After the mid-March crash, large OI buildups are not commonly observed and market participants appear to have become cautious with the use of leverage. Overall, the leverage of Longs remains higher than Shorts, as evidenced by the size of liquidations.
Open interest is the total number of outstanding futures/swaps that have not been closed on a given day.
Trading volume is the total trading volume of futures and perpetual swaps over a specific period of time.
If there are 2,000 long contracts and 2,000 short contracts opened, the open interest will be 2,000. If the trading volume surges and the open interest decreases in a short period of time, it may indicate that a lot of positions are closed, or were forced to liquidate. If both the trading volume and open interest increase, it indicates that a lot of positions have opened.
BTC Margin Lending Ratio
The Margin Lending ratio moved in tandem with BTC this week, dropping after hitting its weekly high on Monday. The ratio currently stands at 2.13, which is higher than last Friday’s 1.4 but is not accompanied by aggressive buying action in the leveraged spot market.
The Margin Lending Ratio is spot market trading data showing the ratio between users borrowing USDT versus borrowing BTC in USDT value over a given period of time.
This ratio also helps traders to look into market sentiment.

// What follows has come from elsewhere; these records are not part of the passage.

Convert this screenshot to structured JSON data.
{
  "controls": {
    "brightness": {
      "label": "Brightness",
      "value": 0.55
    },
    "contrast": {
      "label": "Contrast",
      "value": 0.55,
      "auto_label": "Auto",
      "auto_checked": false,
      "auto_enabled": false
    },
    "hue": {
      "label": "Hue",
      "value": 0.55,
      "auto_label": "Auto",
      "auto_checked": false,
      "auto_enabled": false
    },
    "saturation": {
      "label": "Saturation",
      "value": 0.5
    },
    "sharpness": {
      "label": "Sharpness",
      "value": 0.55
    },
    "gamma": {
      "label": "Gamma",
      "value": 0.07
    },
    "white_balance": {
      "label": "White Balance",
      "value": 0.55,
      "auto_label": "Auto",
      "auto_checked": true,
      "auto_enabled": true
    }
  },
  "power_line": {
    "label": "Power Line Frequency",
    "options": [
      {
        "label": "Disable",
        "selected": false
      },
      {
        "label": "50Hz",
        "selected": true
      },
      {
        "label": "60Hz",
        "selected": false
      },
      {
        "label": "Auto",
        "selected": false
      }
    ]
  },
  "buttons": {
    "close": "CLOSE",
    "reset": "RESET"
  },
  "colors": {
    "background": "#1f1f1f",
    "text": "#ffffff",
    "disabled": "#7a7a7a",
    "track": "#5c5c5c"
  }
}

Generally, traders borrowing USDT aim to buy BTC, and those borrowing BTC aim to short it.
When the Margin Lending Ratio is high, it indicates that the market is bullish. When it is low, it indicates that the market is bearish. Extreme values of this ratio have historically indicated trend reversals.
Robbie, OKEx Investment Analyst
While futures trading data indicators have shown bearish signals with occasional negative premium and a low Long/Short Ratio, BTC is still finding support at the bottom of the rising channel shown above. If it fails to recover and drops below the channel, we may see another dive towards $7,400 in the mid-term.
In the short-term, the $9,300 support has now become a strong resistance, and BTC will need to breach it in order to have another shot at recovery.
Disclaimer: This material should not be taken as the basis for making investment decisions, nor be construed as a recommendation to engage in investment transactions. Trading digital assets involve significant risk and can result in the loss of your invested capital. You should ensure that you fully understand the risk involved and take into consideration your level of experience, investment objectives and seek independent financial advice if necessary.